La memoria va alla povera Aura bruciata a Trepuzzi nel maggio dello scorso anno e morta dopo alcuni giorni di tremenda sofferenza.

Bisognerà attendere l’esito delle indagini – dice a questo proposito Albanese – circa eventuali collegamenti con l’altro grave fatto di Trepuzzi, nulla si può dire. Mi risulta, peraltro, che il procedimento penale non sia ancora concluso“.

Un luogo difficile quello dove operano le Guardie dell’ANPANA. Un Nucleo attivo da circa un anno ed una sede, aperta proprio a Lecce, due anni e mezzo addietro.

Ci vorrebbe maggiore riguardo per gli animali, una spinta maggiore verso una cultura legata al loro rispetto.
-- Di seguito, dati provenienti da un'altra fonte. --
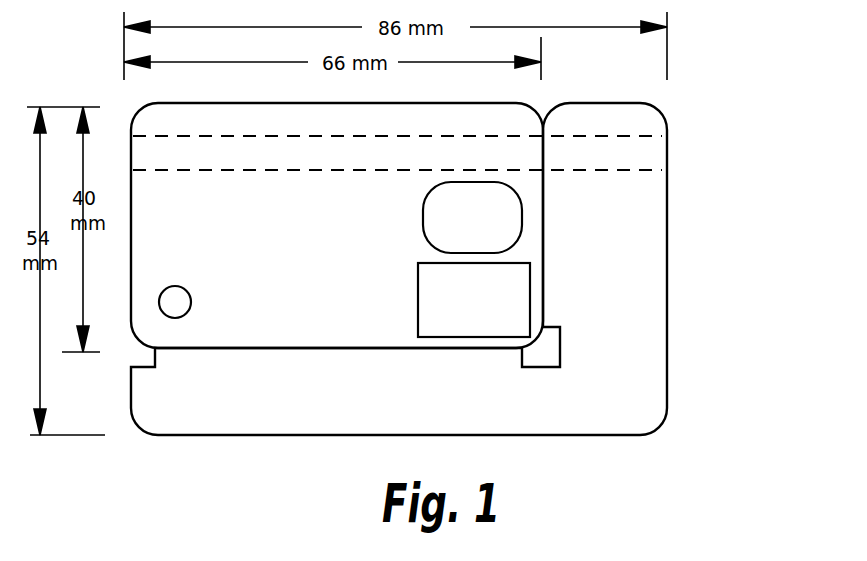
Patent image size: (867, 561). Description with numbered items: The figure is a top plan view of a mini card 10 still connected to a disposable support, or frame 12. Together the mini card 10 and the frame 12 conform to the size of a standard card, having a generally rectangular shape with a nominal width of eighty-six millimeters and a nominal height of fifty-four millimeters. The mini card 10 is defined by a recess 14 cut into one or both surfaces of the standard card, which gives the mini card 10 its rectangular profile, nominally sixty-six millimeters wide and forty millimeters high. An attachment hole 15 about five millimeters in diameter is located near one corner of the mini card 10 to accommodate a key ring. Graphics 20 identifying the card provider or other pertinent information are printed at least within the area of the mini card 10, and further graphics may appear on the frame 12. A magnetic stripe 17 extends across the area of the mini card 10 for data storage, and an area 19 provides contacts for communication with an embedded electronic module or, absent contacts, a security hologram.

The mini card 10 is at (527, 243).
The frame 12 is at (587, 417).
The recess 14 is at (543, 298).
The attachment hole 15 is at (177, 308).
The magnetic stripe 17 is at (617, 152).
The area 19 is at (497, 207).
The graphics 20 is at (355, 360).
Poi – aggiunge il Responsabile delle Guardie Giuseppe Albanese – siamo volontari e sebbene cerchiamo di dare il massimo, dobbiamo anche tenere conto delle nostre forze. C’è la Forestale che fa un lavoro eccezionale ma dovrebbero essere di più, noi cerchiamo di dare il nostro contributo speriamo con il consenso delle persone“.

E le pene? Rispetto al vecchio 727 le cose sono migliorate, dicono all’ANPANA, ma ne passerà ancora di tempo prima di arrivare a pene più decise.
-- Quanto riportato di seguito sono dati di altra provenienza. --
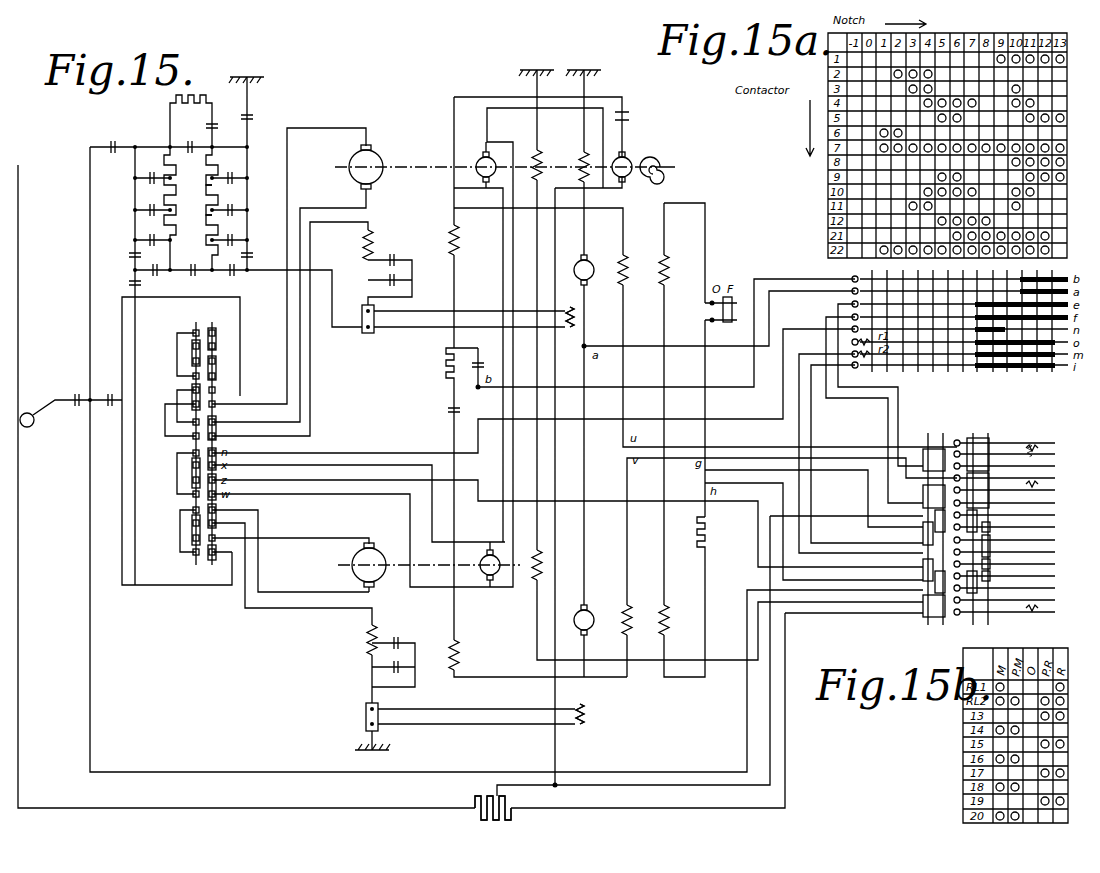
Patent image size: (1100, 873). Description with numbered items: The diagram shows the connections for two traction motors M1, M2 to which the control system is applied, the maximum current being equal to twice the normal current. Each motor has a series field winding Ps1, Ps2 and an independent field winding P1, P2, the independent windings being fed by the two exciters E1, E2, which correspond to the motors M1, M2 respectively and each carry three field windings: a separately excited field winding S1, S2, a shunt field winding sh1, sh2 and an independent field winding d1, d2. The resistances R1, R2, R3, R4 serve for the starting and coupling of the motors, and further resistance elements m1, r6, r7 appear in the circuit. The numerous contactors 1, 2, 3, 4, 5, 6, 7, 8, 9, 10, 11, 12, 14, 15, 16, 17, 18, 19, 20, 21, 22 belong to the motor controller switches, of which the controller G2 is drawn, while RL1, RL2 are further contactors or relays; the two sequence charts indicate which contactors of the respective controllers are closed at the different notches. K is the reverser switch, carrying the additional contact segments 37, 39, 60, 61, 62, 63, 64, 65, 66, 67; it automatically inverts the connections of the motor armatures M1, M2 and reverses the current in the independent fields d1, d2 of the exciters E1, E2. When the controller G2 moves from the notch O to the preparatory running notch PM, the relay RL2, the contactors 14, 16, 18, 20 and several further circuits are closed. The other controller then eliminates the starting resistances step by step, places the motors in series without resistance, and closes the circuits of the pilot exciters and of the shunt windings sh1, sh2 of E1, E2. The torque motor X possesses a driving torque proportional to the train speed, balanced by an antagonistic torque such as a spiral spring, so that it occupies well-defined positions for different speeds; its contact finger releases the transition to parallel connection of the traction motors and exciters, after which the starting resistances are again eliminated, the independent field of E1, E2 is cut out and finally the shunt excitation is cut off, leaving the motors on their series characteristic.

The contactor 1 is at (252, 116).
The contactor 2 is at (187, 141).
The contactor 3 is at (235, 184).
The contactor 4 is at (235, 216).
The contactor 5 is at (225, 245).
The contactor 6 is at (216, 121).
The contactor 7 is at (167, 383).
The contactor 8 is at (167, 254).
The contactor 9 is at (157, 245).
The contactor 10 is at (135, 211).
The contactor 11 is at (135, 180).
The contactor 12 is at (195, 275).
The contactor 14 is at (240, 275).
The contactor 15 is at (125, 255).
The contactor 16 is at (161, 275).
The contactor 17 is at (399, 251).
The contactor 18 is at (385, 286).
The contactor 19 is at (404, 637).
The contactor 20 is at (385, 673).
The contactor 21 is at (471, 365).
The contactor 22 is at (443, 410).
The controller contact 37 is at (213, 333).
The controller contact 39 is at (213, 361).
The controller contact 60 is at (179, 397).
The controller contact 61 is at (292, 264).
The controller contact 62 is at (292, 312).
The controller contact 63 is at (292, 329).
The controller contact 64 is at (293, 550).
The controller contact 65 is at (293, 564).
The controller contact 66 is at (275, 541).
The controller contact 67 is at (181, 574).
The reverser switch K is at (184, 434).
The motor controller switch G2 is at (997, 517).
The traction motor M1 is at (375, 167).
The traction motor M2 is at (369, 553).
The independent field winding P1 is at (472, 200).
The independent field winding P2 is at (474, 610).
The exciter E1 is at (579, 264).
The exciter E2 is at (591, 613).
The contactor RL1 is at (50, 410).
The contactor RL2 is at (418, 312).
The separately excited field winding S1 is at (566, 326).
The separately excited field winding S2 is at (594, 714).
The series field winding Ps1 is at (349, 245).
The series field winding Ps2 is at (354, 640).
The shunt field winding sh1 is at (633, 263).
The shunt field winding sh2 is at (636, 612).
The independent field winding d1 is at (675, 270).
The independent field winding d2 is at (675, 620).
The resistance m1 is at (547, 160).
The torque motor X is at (623, 162).
The resistance R1 is at (206, 242).
The resistance R2 is at (206, 200).
The resistance R3 is at (206, 166).
The resistance R4 is at (177, 208).
The resistance r6 is at (493, 815).
The resistance r7 is at (714, 535).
Intanto a Squintano, in contrada Mezzapinta, un altro cagnetto ha finito la sua breve esistenza arso vivo. E’ accaduto vicino ad una strada che costeggia la ferrovia. E’ un luogo un po’ fuorimano, scelto opportunamente da chi ha voluto accendere il piccolo falò. Per lui, o per loro, se individuati, scatterà una denuncia a piede libero. Soprattutto se le prove saranno schiaccianti chi colpevole del grave gesto cercherà di percorrere la strada del rito abbreviato. In alternativa ci sarà il processo che prevederà, a condanna definitiva, una pena reclusiva la quale, però, non significa detenzione. Il reato prevede, infatti, pene troppo basse. Si pagherà sicuramente (tranne casi molto particolari che riguarderanno, peraltro, solo pregiudicati) una sanzione pecuniaria. Un giorno di prigione equivale grossomodo a 78 euro. (GEAPRESS – Riproduzione vietata senza citare la fonte).